On the road trip I took to Minneapolis this weekend, I got to pick a fair amount of the music in the van, and the most vocal response I got was to Boot Power Vol. 3: 1970-1979, a free compilation from the excellent glam-rock blog Crazee Kids Sound. The boots referred to in the title aren’t the sparkly platforms that most people associate with glam but rather Doc Martens, and the music is harder stuff aimed less at fey Ziggy Stardust wannabes and more at shit-kicking working-class dudes who dug glam’s sound but didn’t have much use for its androgyny.
Most of the bands in the accompanying photo collage have a rough-and-tumble badass image–they look like gangs of young soccer hooligans taken off the street and tidied up a bit. It’s worth noting that when Motorhead’s “City Kids” comes up on the playlist it’s not jarring in the least.

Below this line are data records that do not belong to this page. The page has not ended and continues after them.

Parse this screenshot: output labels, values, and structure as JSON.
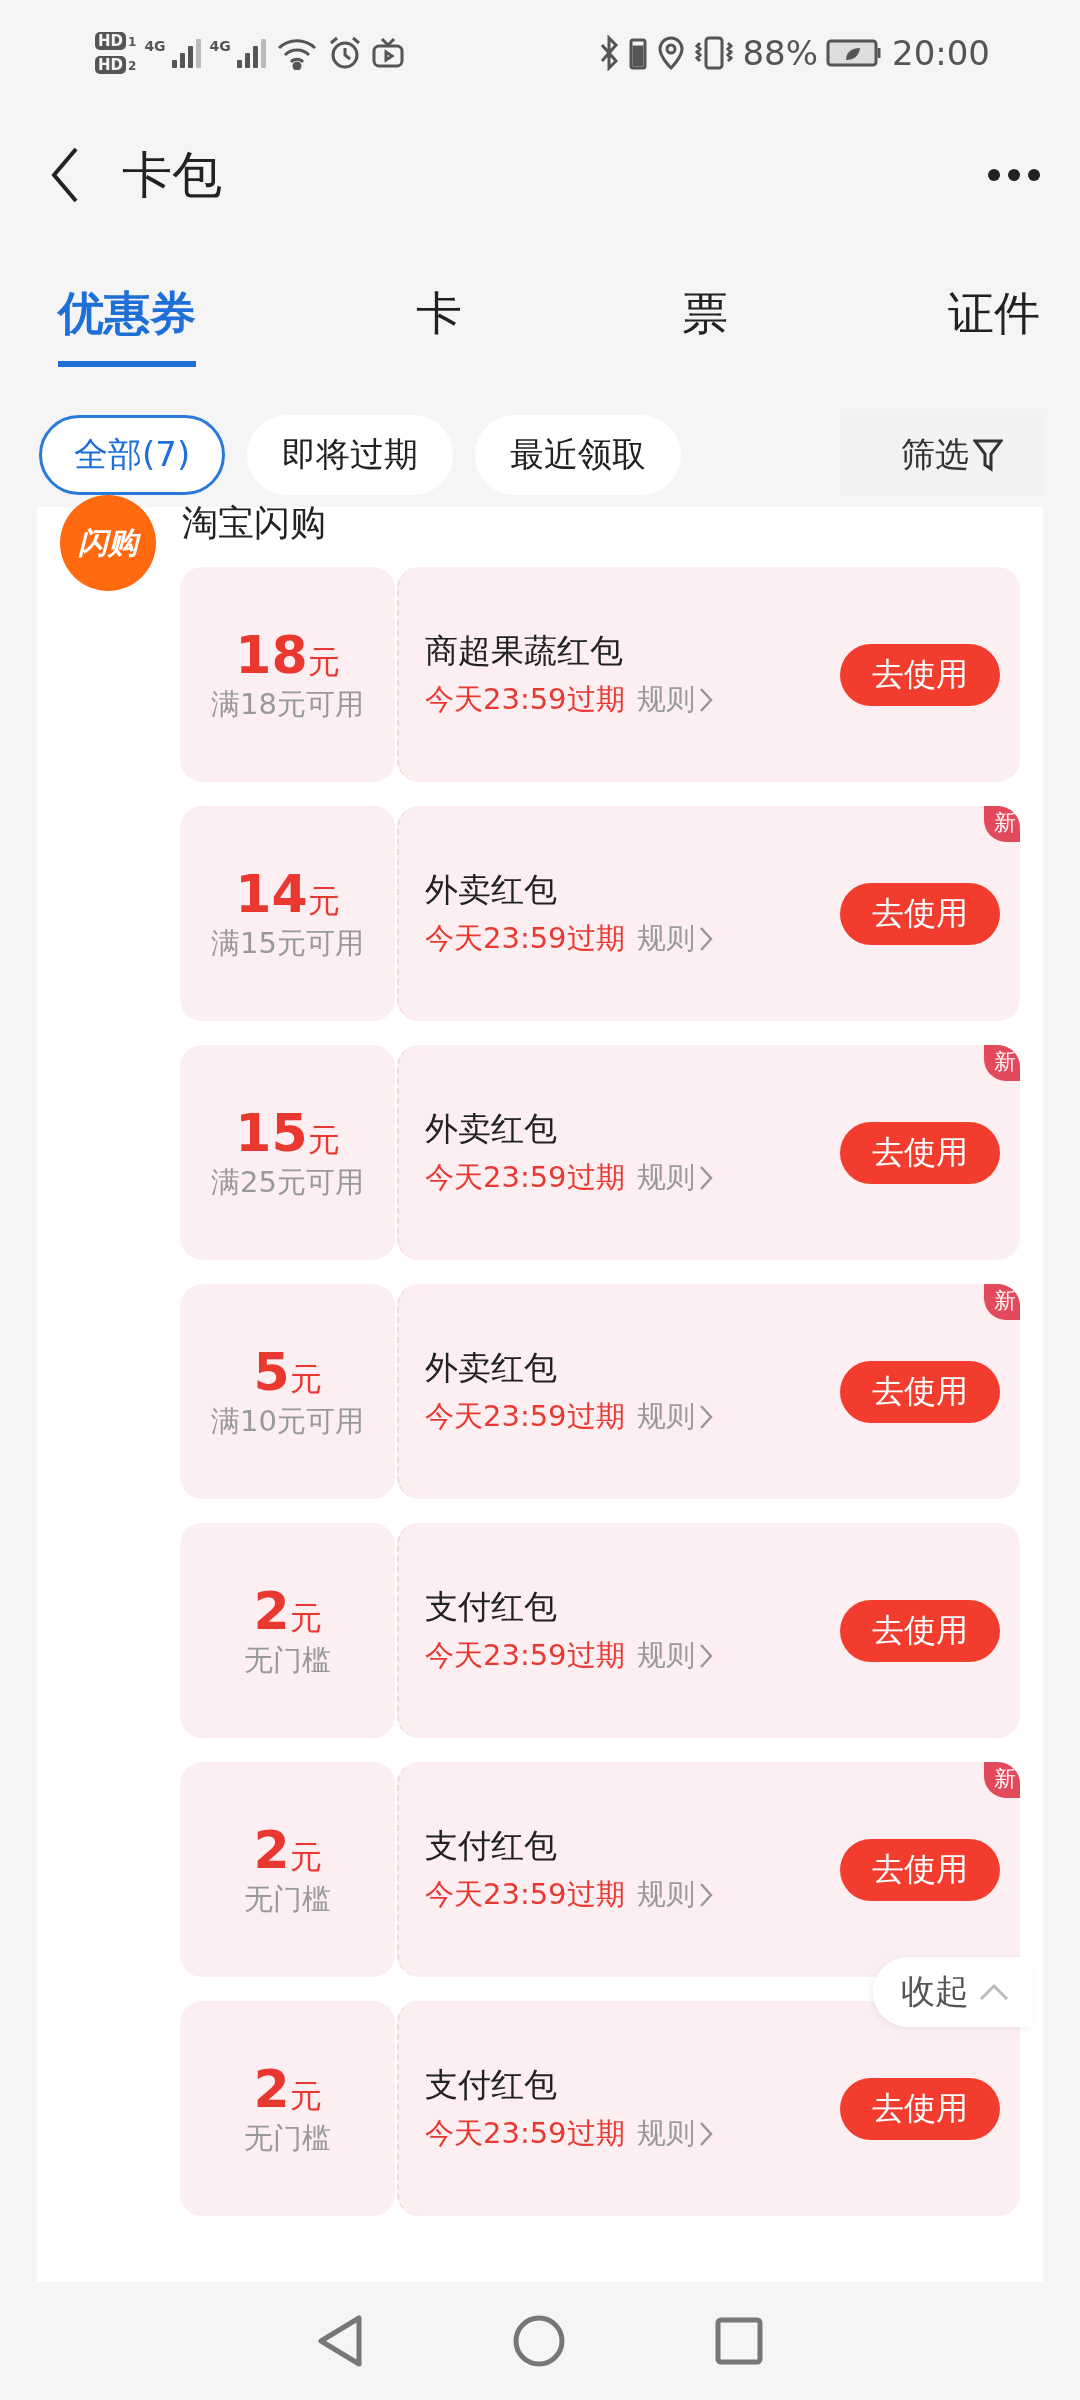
{
  "status_bar": {
    "sims": [
      {
        "label": "HD",
        "slot": "1"
      },
      {
        "label": "HD",
        "slot": "2"
      }
    ],
    "networks": [
      "4G",
      "4G"
    ],
    "battery_percent": "88%",
    "time": "20:00"
  },
  "header": {
    "title": "卡包"
  },
  "tabs": [
    {
      "label": "优惠券",
      "selected": true
    },
    {
      "label": "卡",
      "selected": false
    },
    {
      "label": "票",
      "selected": false
    },
    {
      "label": "证件",
      "selected": false
    }
  ],
  "filters": [
    {
      "label": "全部(7)",
      "selected": true
    },
    {
      "label": "即将过期",
      "selected": false
    },
    {
      "label": "最近领取",
      "selected": false
    }
  ],
  "filter_button": "筛选",
  "merchant": {
    "logo_text": "闪购",
    "name": "淘宝闪购"
  },
  "coupons": [
    {
      "amount": "18",
      "unit": "元",
      "condition": "满18元可用",
      "title": "商超果蔬红包",
      "expiry": "今天23:59过期",
      "rules": "规则",
      "button": "去使用"
    },
    {
      "amount": "14",
      "unit": "元",
      "condition": "满15元可用",
      "title": "外卖红包",
      "expiry": "今天23:59过期",
      "rules": "规则",
      "button": "去使用",
      "badge": "新"
    },
    {
      "amount": "15",
      "unit": "元",
      "condition": "满25元可用",
      "title": "外卖红包",
      "expiry": "今天23:59过期",
      "rules": "规则",
      "button": "去使用",
      "badge": "新"
    },
    {
      "amount": "5",
      "unit": "元",
      "condition": "满10元可用",
      "title": "外卖红包",
      "expiry": "今天23:59过期",
      "rules": "规则",
      "button": "去使用",
      "badge": "新"
    },
    {
      "amount": "2",
      "unit": "元",
      "condition": "无门槛",
      "title": "支付红包",
      "expiry": "今天23:59过期",
      "rules": "规则",
      "button": "去使用"
    },
    {
      "amount": "2",
      "unit": "元",
      "condition": "无门槛",
      "title": "支付红包",
      "expiry": "今天23:59过期",
      "rules": "规则",
      "button": "去使用",
      "badge": "新"
    },
    {
      "amount": "2",
      "unit": "元",
      "condition": "无门槛",
      "title": "支付红包",
      "expiry": "今天23:59过期",
      "rules": "规则",
      "button": "去使用"
    }
  ],
  "collapse_button": "收起"
}
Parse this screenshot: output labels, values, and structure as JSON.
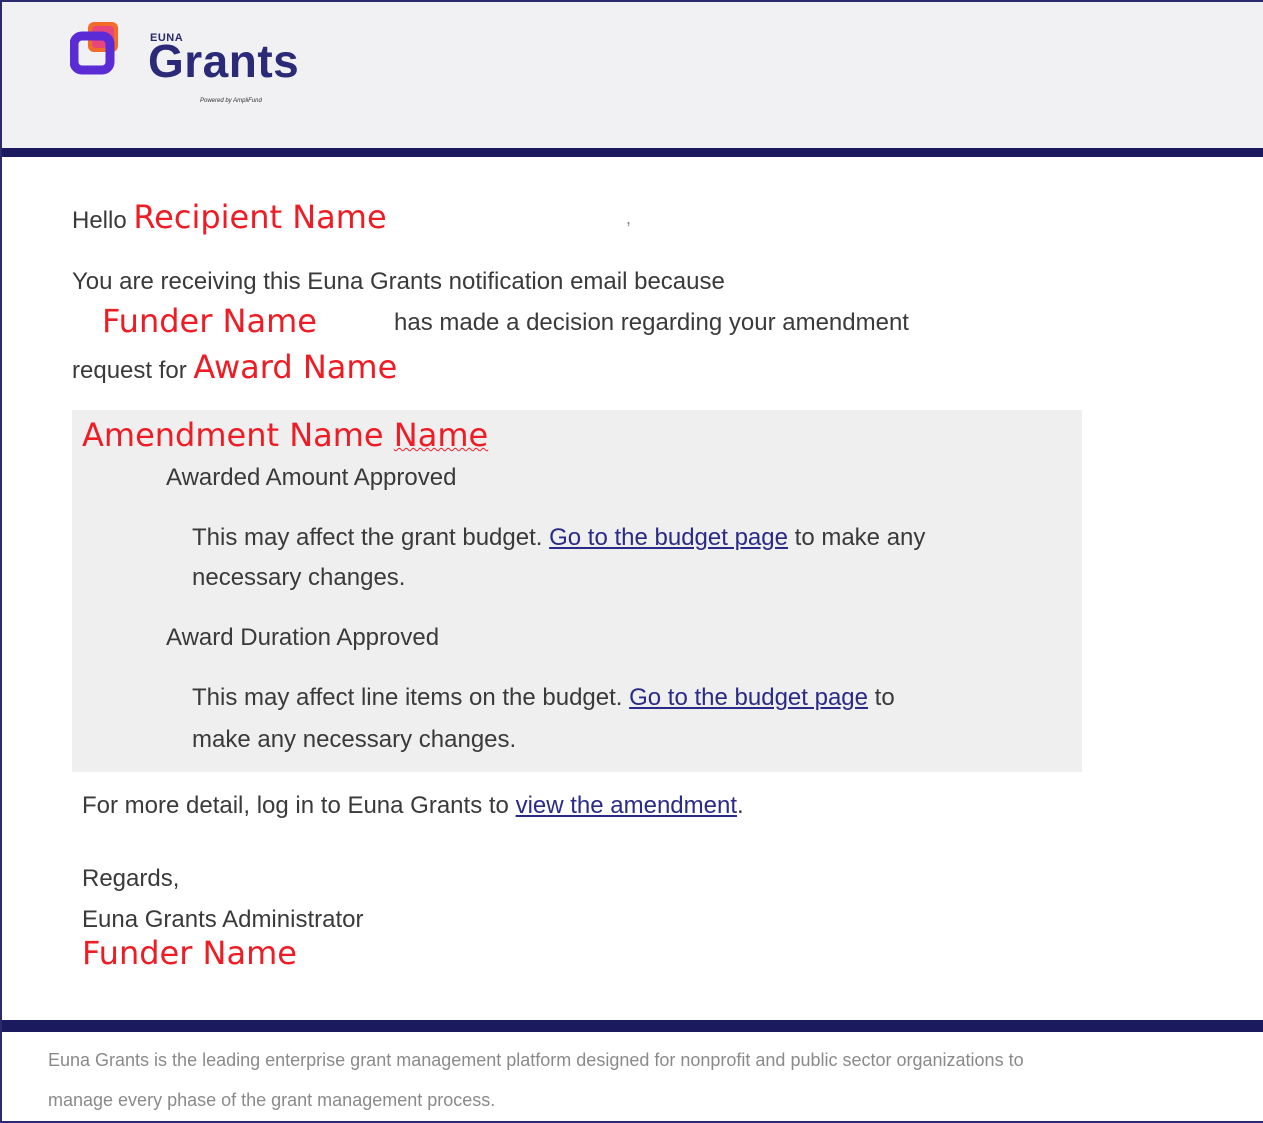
{
  "header": {
    "logo_small": "EUNA",
    "logo_main": "Grants",
    "logo_powered": "Powered by AmpliFund"
  },
  "email": {
    "greeting": "Hello",
    "recipient_placeholder": "Recipient Name",
    "greeting_comma": ",",
    "intro_line1": "You are receiving this Euna Grants notification email because",
    "funder_placeholder": "Funder Name",
    "intro_line2": "has made a decision regarding your amendment",
    "intro_line3_prefix": "request for",
    "award_placeholder": "Award Name",
    "amendment_placeholder": "Amendment Name",
    "amendment_placeholder_extra": "Name",
    "decisions": [
      {
        "title": "Awarded Amount Approved",
        "text_before": "This may affect the grant budget.",
        "link": "Go to the budget page",
        "text_after": "to make any",
        "text_line2": "necessary changes."
      },
      {
        "title": "Award Duration Approved",
        "text_before": "This may affect line items on the budget.",
        "link": "Go to the budget page",
        "text_after": "to",
        "text_line2": "make any necessary changes."
      }
    ],
    "detail_prefix": "For more detail, log in to Euna Grants to",
    "detail_link": "view the amendment",
    "detail_suffix": ".",
    "regards": "Regards,",
    "signature": "Euna Grants Administrator",
    "signature_funder_placeholder": "Funder Name"
  },
  "footer": {
    "line1": "Euna Grants is the leading enterprise grant management platform designed for nonprofit and public sector organizations to",
    "line2": "manage every phase of the grant management process."
  },
  "colors": {
    "brand_navy": "#1c1a5e",
    "placeholder_red": "#ee1c24",
    "link": "#2a2a88",
    "logo_orange": "#f26b2b",
    "logo_purple": "#5b2bd6",
    "logo_pink": "#e83e8c"
  }
}
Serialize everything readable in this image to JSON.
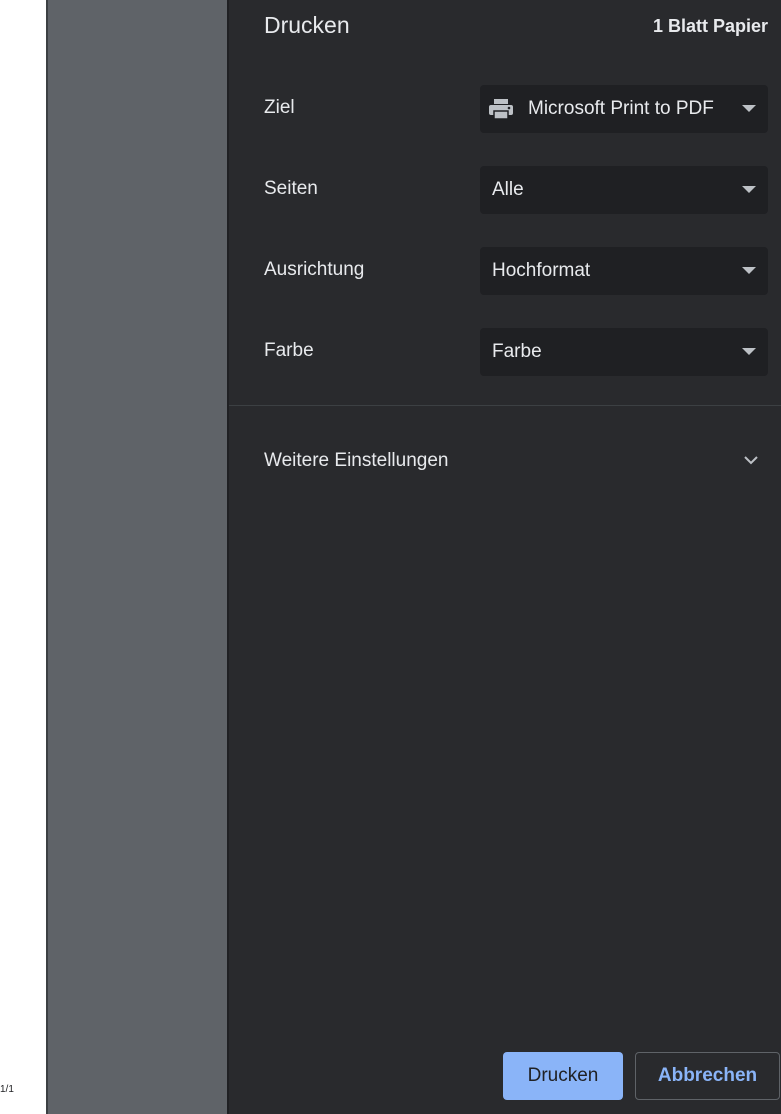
{
  "preview": {
    "page_indicator": "1/1"
  },
  "header": {
    "title": "Drucken",
    "sheet_count": "1 Blatt Papier"
  },
  "settings": [
    {
      "label": "Ziel",
      "value": "Microsoft Print to PDF",
      "icon": "printer-icon"
    },
    {
      "label": "Seiten",
      "value": "Alle"
    },
    {
      "label": "Ausrichtung",
      "value": "Hochformat"
    },
    {
      "label": "Farbe",
      "value": "Farbe"
    }
  ],
  "more_settings": {
    "label": "Weitere Einstellungen",
    "icon": "chevron-down-icon"
  },
  "buttons": {
    "print_label": "Drucken",
    "cancel_label": "Abbrechen"
  },
  "colors": {
    "background": "#292a2d",
    "select_background": "#1f2023",
    "accent": "#8ab4f8",
    "text": "#e8eaed",
    "preview_gray": "#5f6368"
  }
}
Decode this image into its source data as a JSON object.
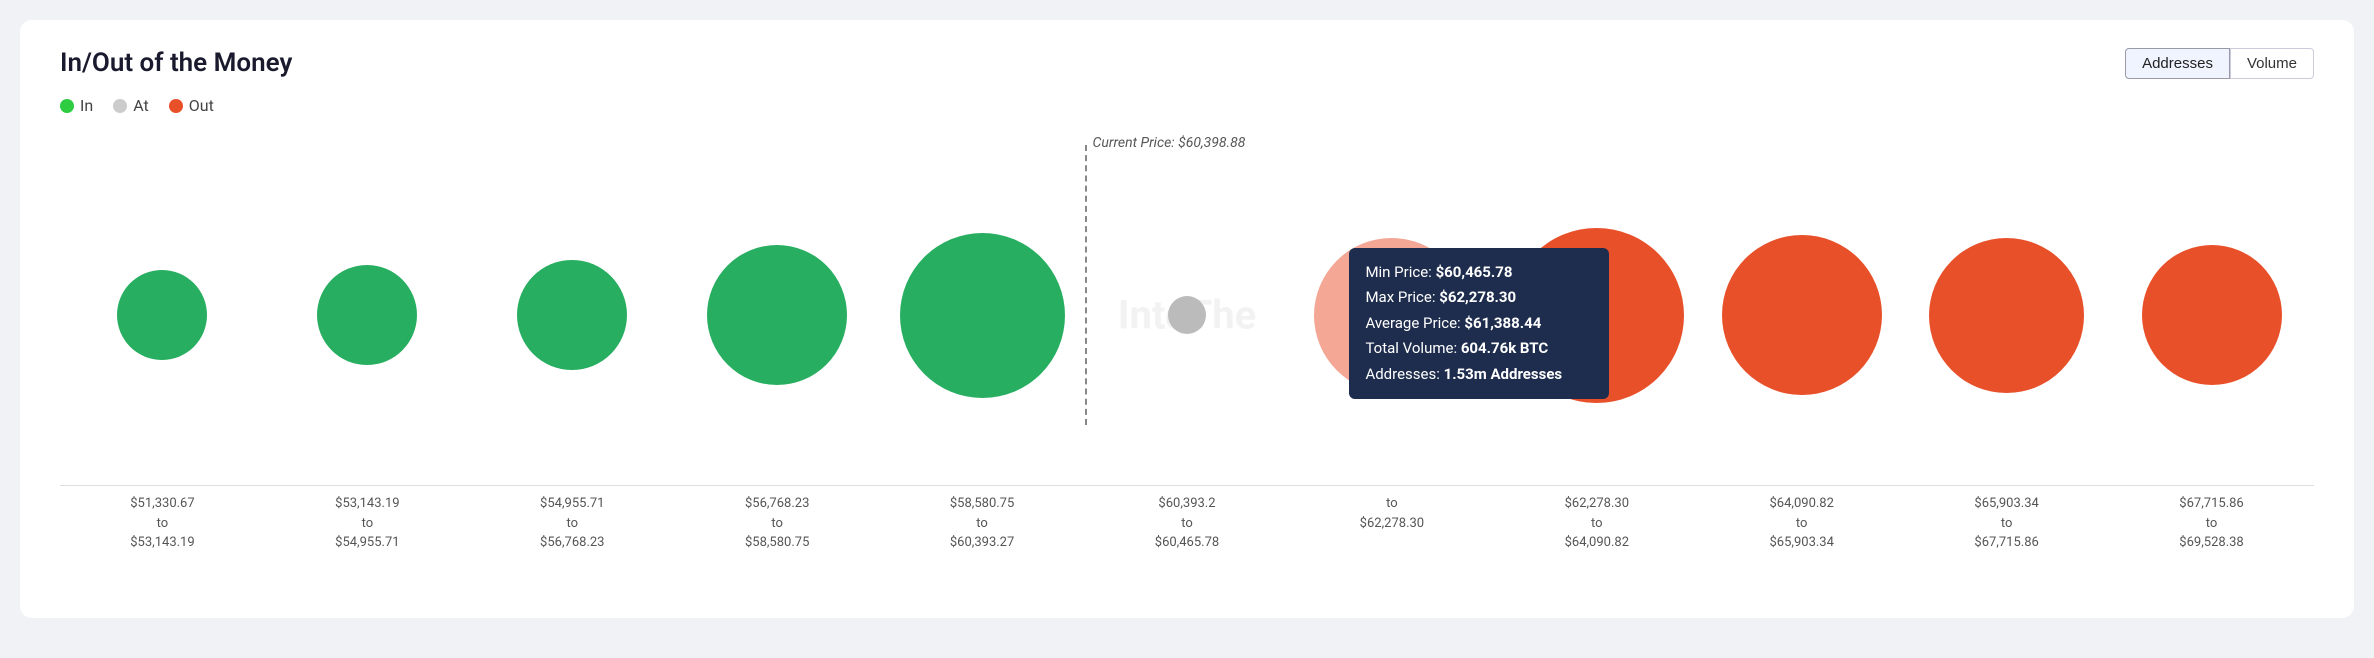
{
  "title": "In/Out of the Money",
  "legend": {
    "in_label": "In",
    "at_label": "At",
    "out_label": "Out"
  },
  "buttons": {
    "addresses_label": "Addresses",
    "volume_label": "Volume",
    "active": "Addresses"
  },
  "current_price": {
    "label": "Current Price: $60,398.88",
    "value": "$60,398.88"
  },
  "tooltip": {
    "min_price_label": "Min Price:",
    "min_price_value": "$60,465.78",
    "max_price_label": "Max Price:",
    "max_price_value": "$62,278.30",
    "avg_price_label": "Average Price:",
    "avg_price_value": "$61,388.44",
    "volume_label": "Total Volume:",
    "volume_value": "604.76k BTC",
    "addresses_label": "Addresses:",
    "addresses_value": "1.53m Addresses"
  },
  "watermark": "IntoThe",
  "columns": [
    {
      "from": "$51,330.67",
      "to": "$53,143.19",
      "type": "green",
      "size": 90
    },
    {
      "from": "$53,143.19",
      "to": "$54,955.71",
      "type": "green",
      "size": 100
    },
    {
      "from": "$54,955.71",
      "to": "$56,768.23",
      "type": "green",
      "size": 110
    },
    {
      "from": "$56,768.23",
      "to": "$58,580.75",
      "type": "green",
      "size": 140
    },
    {
      "from": "$58,580.75",
      "to": "$60,393.27",
      "type": "green",
      "size": 165
    },
    {
      "from": "$60,393.2",
      "to": "$60,465.78",
      "type": "gray",
      "size": 38
    },
    {
      "from": "$60,465.78",
      "to": "$62,278.30",
      "type": "red-faded",
      "size": 155
    },
    {
      "from": "$62,278.30",
      "to": "$64,090.82",
      "type": "red",
      "size": 175
    },
    {
      "from": "$64,090.82",
      "to": "$65,903.34",
      "type": "red",
      "size": 160
    },
    {
      "from": "$65,903.34",
      "to": "$67,715.86",
      "type": "red",
      "size": 155
    },
    {
      "from": "$67,715.86",
      "to": "$69,528.38",
      "type": "red",
      "size": 140
    }
  ]
}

The late-70s tunes by punk bands Sham 69, the Terrorways, and the Undertones don’t feel out of place either. And even the more outright glam material–with its sneering, cocky attitude and aggressive interpretation of 50s rock ‘n’ roll–makes a compelling case that the first wave of British punk wasn’t quite the revolutionary quantum shift people tend to imagine. Rudi‘s choppy pop number “I Spy,” released in ’79, is the end product of the band’s evolution from glam–they’re named after a song by hideously underappreciated glam band the Jook–into full-on punk (they eventually shared stages with the Buzzcocks and Stiff Little Fingers, both of whom they sort of remind me of). And the presence of the Angelic Upstarts has the happy side effect of exposing oi’s roots in glam, something that’s sure to annoy a good percentage of hardcore oi fans–which is good, because most hardcore oi fans are dicks.